Fitch Ratings says that it expects the global economy to continue gaining momentum over the second half of 2013 and into next year, however its view on the major emerging market economies is dimming.
The rating agency published its latest global economic outlook today, indicating that it expects the global economy to strengthen gradually this year and through 2014-2015, “as the U.S. gathers steam and the Eurozone approaches a cyclical turning point.” Its latest forecasts for world GDP growth are 2.4% in 2013, 3.1% in 2014% and 3.2% in 2015.
For the major advanced economies, Fitch forecasts weak growth of just 0.9% in 2013, accelerating to 1.9% in 2014 and 2.0% in 2015. However, it has cut its 2013-2014 growth forecasts for all of the BRIC nations, and estimates that 2012-2013 will see some of the weakest BRICs’ growth since the Russian crisis in 1998 (second only to the aftermath of the global financial crisis in 2009).
“Several of the largest emerging markets are experiencing strains from spill-overs from advanced economies and China, difficult policy trade-offs, a declining impact from credit growth and structural bottlenecks. Therefore growth differentials will narrow between advanced economies and emerging markets over the forecast horizon” says Gergely Kiss, director in Fitch’s sovereign team.
Notwithstanding its concerns about emerging markets, growth for these countries will continue to far outstrip the developed economies. For the emerging markets overall, Fitch sees 4.8% growth in 2013, rising to 5.2% in 2014-2015.
For the U.S., Fitch says that the private sector’s positive growth momentum is supported by the housing market recovery, improving household balance sheets, strong corporate profitability, and loose monetary conditions. As a result, it sees GDP growth accelerating from 1.9% in 2013 to 2.8% in 2014 and 3% in 2015, although the threat of a fiscal drag, stemming from tax increases and spending cuts, remain a downside risk in the near term.
The Eurozone remained in recession in the first quarter, and it says that leading indicators for the second quarter are mixed. Nonetheless, Fitch expects a weak recovery to start in the second half, which gradually strengthens in 2014-2015 as gains in competitiveness bear fruit, fiscal consolidation eases, and credit channels are repaired. It forecasts GDP to contract by 0.6% in 2013, before growth of 0.9% in 2014 and 1.3% in 2015.
Fitch also says it expects the reflationary economic policy strategy in Japan to buoy growth in the short term, though its medium term success is less certain.

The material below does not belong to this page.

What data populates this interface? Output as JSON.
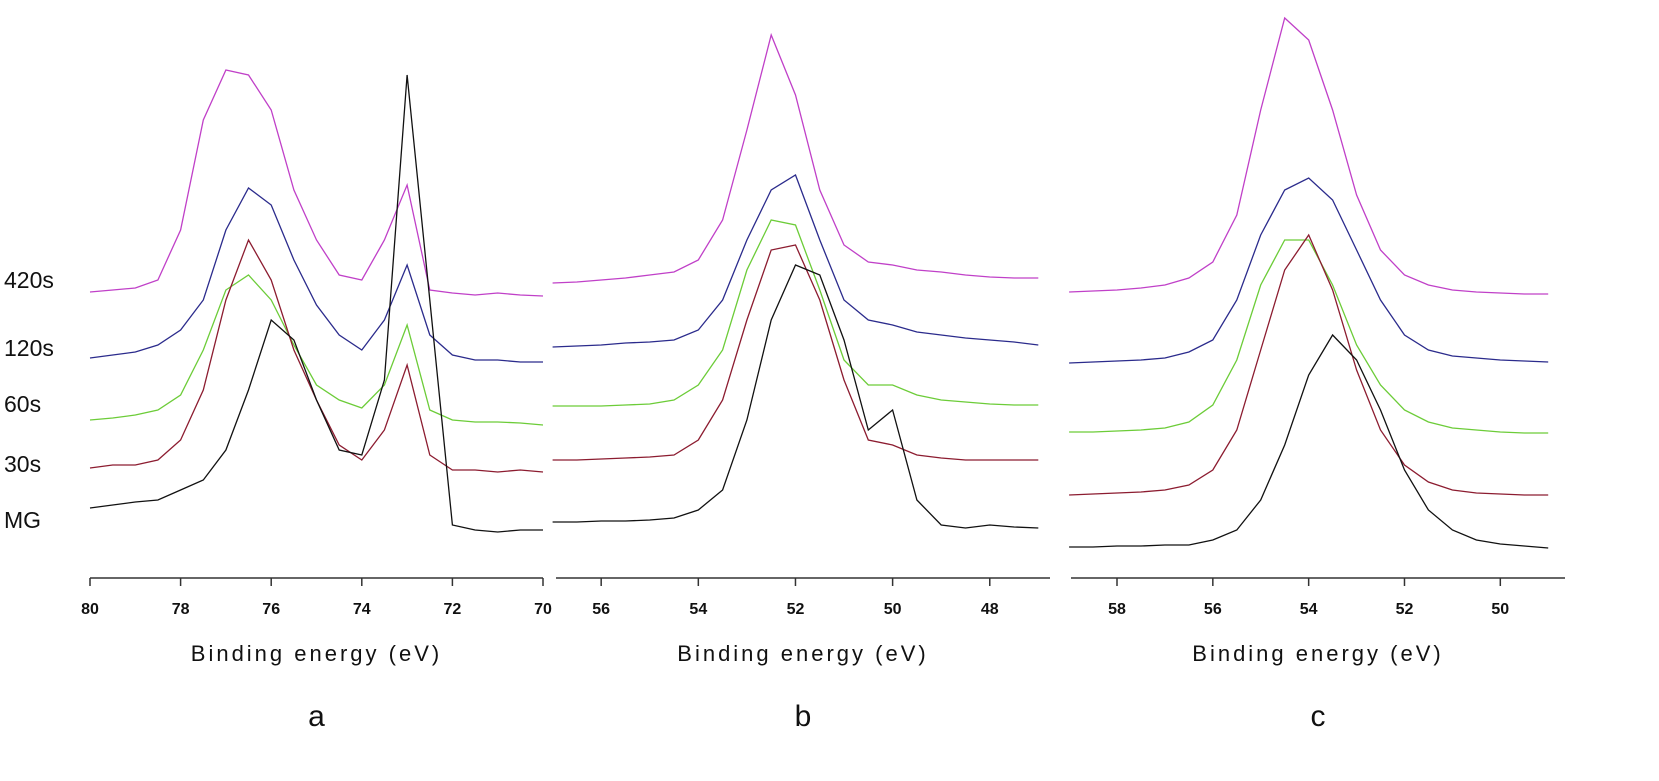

It forecasts growth of 1.8% in 2013, before moderating to 1.5% in 2014 and 1.2% in 2015.
Loose monetary conditions are expected to persist over the forecast horizon, Fitch adds. “Despite recent market palpitations over the timing and impact of the eventual exit from loose monetary policy by the US Federal Reserve,” Fitch says it expects central bank policy “to be gradual and in line with domestic growth and inflation developments.” It expects the Fed to only start increasing interest rates in mid-2015, after tapering its quantitative easing policy in 2013-2014.
Other central banks will likely take it slower, it says. “Nevertheless, uncertainty over the exit from current unprecedented monetary policy settings is likely to generate bouts of market volatility,” it cautions.